MFS separates files into three groups: indexed, readable/searchable, and ignored.

Indexed by default

Group Extensions Notes
Markdown .md, .rst, .markdown heading-aware chunking
Text .txt plain text chunking
Code .py, .js, .ts, .tsx, .go, .rs, .java, .sh, .sql, .tf, and more code-oriented chunking and metadata
Documents .pdf, .docx converted to Markdown before chunking

PDF conversion uses pymupdf4llm. DOCX conversion uses python-docx.

Converted Markdown is cached under:

~/.mfs/converted/

The cache is bounded by:

[cache]
max_size_mb = 500

MFS evicts least-recently-used converted files when the cache exceeds the cap.

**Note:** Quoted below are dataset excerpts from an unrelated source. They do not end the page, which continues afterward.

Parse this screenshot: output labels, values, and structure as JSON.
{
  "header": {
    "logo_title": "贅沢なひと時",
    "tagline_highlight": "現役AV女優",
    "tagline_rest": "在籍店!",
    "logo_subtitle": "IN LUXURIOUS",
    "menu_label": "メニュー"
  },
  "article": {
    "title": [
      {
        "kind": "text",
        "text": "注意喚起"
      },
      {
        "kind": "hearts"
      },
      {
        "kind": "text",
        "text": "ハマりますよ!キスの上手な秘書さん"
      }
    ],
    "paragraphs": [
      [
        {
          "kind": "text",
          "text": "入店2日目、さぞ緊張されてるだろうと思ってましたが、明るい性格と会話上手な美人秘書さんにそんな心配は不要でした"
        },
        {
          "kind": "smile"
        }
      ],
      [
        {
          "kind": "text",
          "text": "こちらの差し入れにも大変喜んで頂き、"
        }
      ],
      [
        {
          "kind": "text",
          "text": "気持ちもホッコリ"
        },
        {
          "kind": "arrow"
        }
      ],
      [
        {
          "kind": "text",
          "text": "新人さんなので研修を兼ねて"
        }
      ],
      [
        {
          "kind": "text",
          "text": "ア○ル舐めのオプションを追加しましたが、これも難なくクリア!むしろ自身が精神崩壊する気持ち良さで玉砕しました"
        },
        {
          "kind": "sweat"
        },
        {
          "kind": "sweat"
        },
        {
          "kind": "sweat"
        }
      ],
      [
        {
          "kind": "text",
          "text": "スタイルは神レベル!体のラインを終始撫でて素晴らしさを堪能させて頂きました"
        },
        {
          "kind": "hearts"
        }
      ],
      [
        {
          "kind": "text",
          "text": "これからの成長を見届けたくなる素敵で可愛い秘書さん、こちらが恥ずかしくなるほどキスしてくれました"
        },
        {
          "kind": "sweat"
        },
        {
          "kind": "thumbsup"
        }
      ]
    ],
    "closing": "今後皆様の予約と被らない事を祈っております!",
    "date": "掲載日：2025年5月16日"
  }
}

Readable and grep-able, not embedded by default

Group Extensions
Structured data .json, .jsonl, .ndjson, .csv, .tsv
Config .yaml, .yml, .toml, .ini, .env
Web/style .html, .htm, .xml, .css, .scss, .sass, .less
Logs .log

These files are useful to inspect, but often noisy for semantic embedding. MFS keeps them available through:

mfs grep "literal token" ./data
mfs cat --skim ./data/events.jsonl
mfs cat --peek ./data/config.json

Images

Image files are not directly embedded. MFS can index an image description as text when you opt into VLM description generation.

mfs add ./assets --describe

Supported image extensions for description workflows include PNG, JPG/JPEG, GIF, WEBP, and BMP.

Ignored by default

Common binary, build, lock, media, archive, and virtual environment paths are ignored. Examples include:

  • .git, node_modules, .venv, dist, build
  • .pyc, .class, .so, .dll, .exe
  • .zip, .tar, .gz, .7z
  • package-lock.json

Use .gitignore, .mfsignore, config include/exclude lists, or mfs add --exclude to tune indexing.